El cardenal venido de Roma empezó el sermón en latín y sus palabras, leídas con voz monótona, resonaron en el interior de Notre Dame. La mayoría de invitados poseían poco conocimiento del idioma y miraron con fingidas expresiones de interés y respeto cómo se entregaba el mensaje del Santo Padre. Los cónsules estaban sentados a un lado del púlpito en tanto que el resto de la audiencia lo hacía en filas ordenadas de cara al cardenal, ataviados con sus mejores galas.
A Napoleón ya le habían mostrado una traducción que lo convenció de que no había sorpresas desagradables en el saludo del Papa a los católicos de Francia y en su expresión de gran felicidad por la reconciliación del pueblo francés y la Iglesia.
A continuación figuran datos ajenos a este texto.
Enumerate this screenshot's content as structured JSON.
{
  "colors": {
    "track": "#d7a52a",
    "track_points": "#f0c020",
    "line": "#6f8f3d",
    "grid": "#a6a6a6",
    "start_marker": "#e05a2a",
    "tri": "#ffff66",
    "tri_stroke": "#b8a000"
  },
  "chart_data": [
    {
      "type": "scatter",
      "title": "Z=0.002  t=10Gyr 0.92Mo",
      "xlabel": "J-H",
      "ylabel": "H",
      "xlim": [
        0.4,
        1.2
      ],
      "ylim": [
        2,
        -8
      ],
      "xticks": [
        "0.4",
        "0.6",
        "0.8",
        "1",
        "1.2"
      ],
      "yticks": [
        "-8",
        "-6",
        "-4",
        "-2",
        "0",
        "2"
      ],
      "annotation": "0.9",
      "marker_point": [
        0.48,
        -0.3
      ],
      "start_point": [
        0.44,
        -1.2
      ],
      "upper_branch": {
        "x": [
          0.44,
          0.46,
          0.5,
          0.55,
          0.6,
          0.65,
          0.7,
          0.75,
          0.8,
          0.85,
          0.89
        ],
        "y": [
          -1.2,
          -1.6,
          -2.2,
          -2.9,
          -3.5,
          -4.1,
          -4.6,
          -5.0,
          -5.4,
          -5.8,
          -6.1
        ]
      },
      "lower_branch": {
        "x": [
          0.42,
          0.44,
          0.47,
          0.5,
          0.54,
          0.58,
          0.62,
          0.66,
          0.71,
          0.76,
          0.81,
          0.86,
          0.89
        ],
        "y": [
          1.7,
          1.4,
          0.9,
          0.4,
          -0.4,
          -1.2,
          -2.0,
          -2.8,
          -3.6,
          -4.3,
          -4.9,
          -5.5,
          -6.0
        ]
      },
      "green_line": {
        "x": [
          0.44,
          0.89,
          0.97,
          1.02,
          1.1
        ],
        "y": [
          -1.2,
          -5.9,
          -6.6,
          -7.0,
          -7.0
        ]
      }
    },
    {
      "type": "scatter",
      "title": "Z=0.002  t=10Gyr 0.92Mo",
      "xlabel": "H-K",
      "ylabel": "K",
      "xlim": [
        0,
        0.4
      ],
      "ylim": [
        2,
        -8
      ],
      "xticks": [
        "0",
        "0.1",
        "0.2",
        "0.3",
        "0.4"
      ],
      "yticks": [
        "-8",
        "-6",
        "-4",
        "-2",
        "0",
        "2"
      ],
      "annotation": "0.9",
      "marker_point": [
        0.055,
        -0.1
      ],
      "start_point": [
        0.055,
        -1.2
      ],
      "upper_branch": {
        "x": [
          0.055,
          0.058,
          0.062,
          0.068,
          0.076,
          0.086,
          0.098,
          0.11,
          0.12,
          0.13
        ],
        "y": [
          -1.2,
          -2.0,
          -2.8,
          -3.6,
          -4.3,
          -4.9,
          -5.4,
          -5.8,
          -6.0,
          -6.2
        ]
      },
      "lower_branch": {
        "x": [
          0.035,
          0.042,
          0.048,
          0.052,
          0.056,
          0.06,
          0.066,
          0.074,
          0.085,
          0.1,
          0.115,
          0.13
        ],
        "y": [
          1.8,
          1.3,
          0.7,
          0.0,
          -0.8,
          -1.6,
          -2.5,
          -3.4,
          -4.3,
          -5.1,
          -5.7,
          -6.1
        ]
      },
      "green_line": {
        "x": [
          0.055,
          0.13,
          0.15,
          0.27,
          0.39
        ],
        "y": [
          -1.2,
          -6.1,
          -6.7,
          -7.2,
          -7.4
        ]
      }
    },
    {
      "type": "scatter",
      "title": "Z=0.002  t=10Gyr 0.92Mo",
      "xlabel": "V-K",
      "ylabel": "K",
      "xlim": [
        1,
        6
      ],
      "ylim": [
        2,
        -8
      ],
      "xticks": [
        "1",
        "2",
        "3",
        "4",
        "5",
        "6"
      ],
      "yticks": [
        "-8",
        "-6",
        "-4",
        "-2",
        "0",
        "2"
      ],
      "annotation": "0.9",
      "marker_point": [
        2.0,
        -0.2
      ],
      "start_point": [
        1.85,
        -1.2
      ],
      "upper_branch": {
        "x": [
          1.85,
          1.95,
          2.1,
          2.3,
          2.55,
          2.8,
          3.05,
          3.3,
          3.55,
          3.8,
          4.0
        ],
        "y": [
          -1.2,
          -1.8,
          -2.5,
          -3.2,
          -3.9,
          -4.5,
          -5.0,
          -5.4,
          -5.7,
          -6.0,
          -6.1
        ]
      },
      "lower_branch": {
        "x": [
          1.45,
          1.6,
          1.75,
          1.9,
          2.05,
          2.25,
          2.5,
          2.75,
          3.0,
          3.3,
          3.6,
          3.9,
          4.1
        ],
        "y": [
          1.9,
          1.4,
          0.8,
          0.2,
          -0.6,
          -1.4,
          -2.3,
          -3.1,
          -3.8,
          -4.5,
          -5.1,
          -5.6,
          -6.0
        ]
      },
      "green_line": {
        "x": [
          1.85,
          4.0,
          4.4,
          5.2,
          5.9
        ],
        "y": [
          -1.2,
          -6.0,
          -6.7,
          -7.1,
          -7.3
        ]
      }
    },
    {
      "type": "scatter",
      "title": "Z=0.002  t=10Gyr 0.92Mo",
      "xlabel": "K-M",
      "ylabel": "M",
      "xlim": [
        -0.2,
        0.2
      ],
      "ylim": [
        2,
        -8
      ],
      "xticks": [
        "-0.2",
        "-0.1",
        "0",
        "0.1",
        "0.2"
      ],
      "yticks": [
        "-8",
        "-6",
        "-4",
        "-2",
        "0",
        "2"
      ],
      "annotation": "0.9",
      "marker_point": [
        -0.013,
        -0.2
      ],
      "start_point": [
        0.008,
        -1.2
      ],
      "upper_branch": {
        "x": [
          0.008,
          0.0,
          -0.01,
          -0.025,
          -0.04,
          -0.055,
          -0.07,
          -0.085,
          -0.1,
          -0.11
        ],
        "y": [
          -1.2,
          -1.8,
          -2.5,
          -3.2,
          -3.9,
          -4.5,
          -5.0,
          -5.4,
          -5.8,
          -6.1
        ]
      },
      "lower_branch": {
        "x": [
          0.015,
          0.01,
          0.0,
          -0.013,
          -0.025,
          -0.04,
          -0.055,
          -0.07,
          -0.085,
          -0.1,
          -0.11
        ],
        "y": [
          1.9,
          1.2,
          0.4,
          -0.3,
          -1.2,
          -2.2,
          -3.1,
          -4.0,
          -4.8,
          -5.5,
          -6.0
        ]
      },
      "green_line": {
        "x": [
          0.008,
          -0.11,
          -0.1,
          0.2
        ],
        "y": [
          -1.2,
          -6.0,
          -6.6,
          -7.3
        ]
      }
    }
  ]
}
A decir verdad, a Napoleón le pareció un documento bastante aburrido, carente de la pasión de los grandes discursos de los líderes de la revolución. Aun así, si les daba a los campesinos lo que querían y contribuía a unir más al pueblo de Francia, el Concordato resultaría muy útil.
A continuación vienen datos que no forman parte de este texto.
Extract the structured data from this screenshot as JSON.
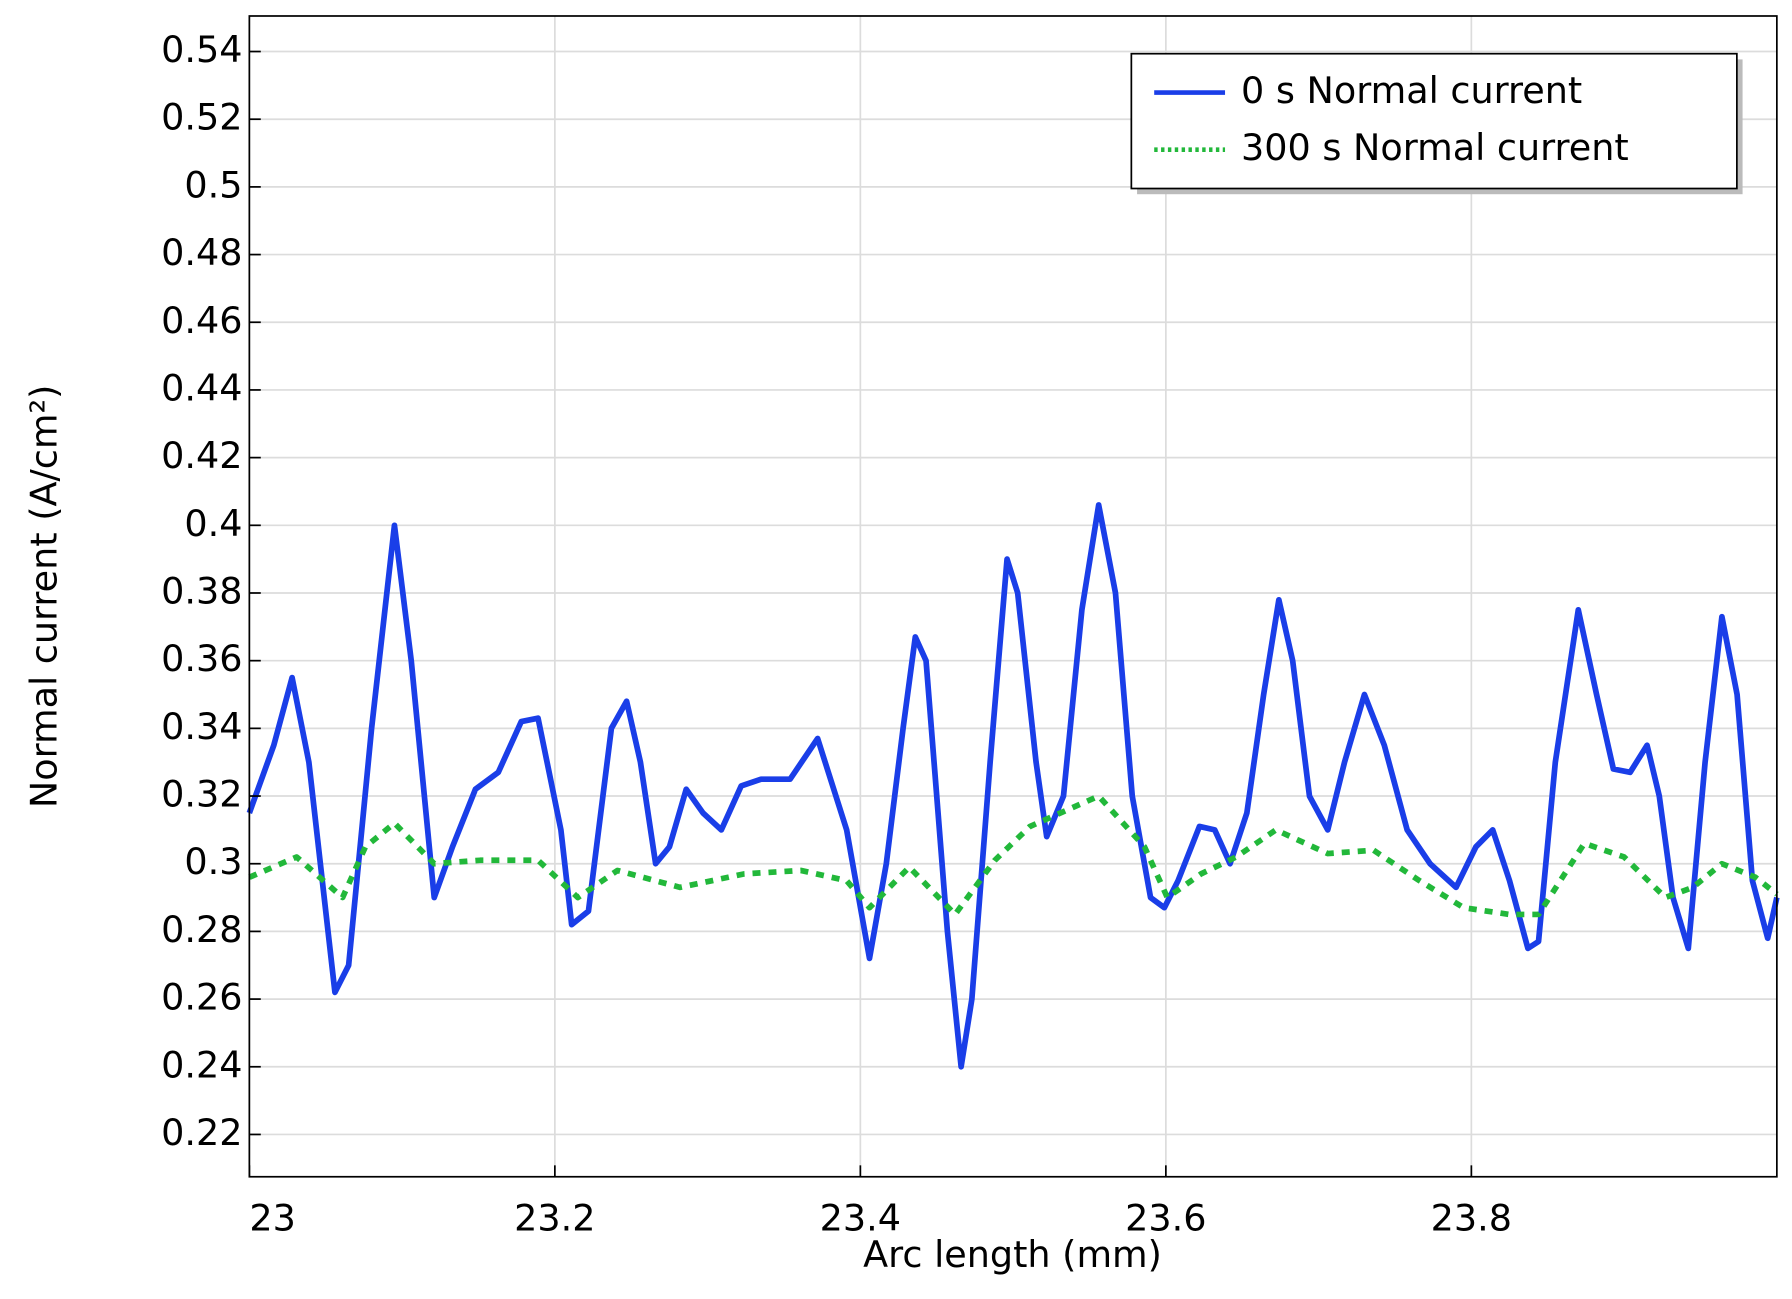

Por un momento se maravilló del poder que ejercía la religión en las mentes de los hombres cuando la ciencia y la filosofía te ofrecían la oportunidad de comprender mucho mejor el funcionamiento del mundo y de la gente que lo habitaba. Decidió que la religión no era más que la codificación de supersticiones y prejuicios diversos. No respondía a la razón, algo muy parecido a lo que ocurría con el espíritu que animaba a aquellos que persistían en su lealtad hacia la monarquía de los Borbones. A su debido tiempo, la educación obligatoria de las masas acabaría con la religión (Napoleón ya tenía trazado mentalmente el proyecto de un sistema nacional de escuelas). De momento la religión le resultaba útil para sus propósitos y la abrazaría hasta que llegara el momento en que pudiera relegarse al estercolero de la historia.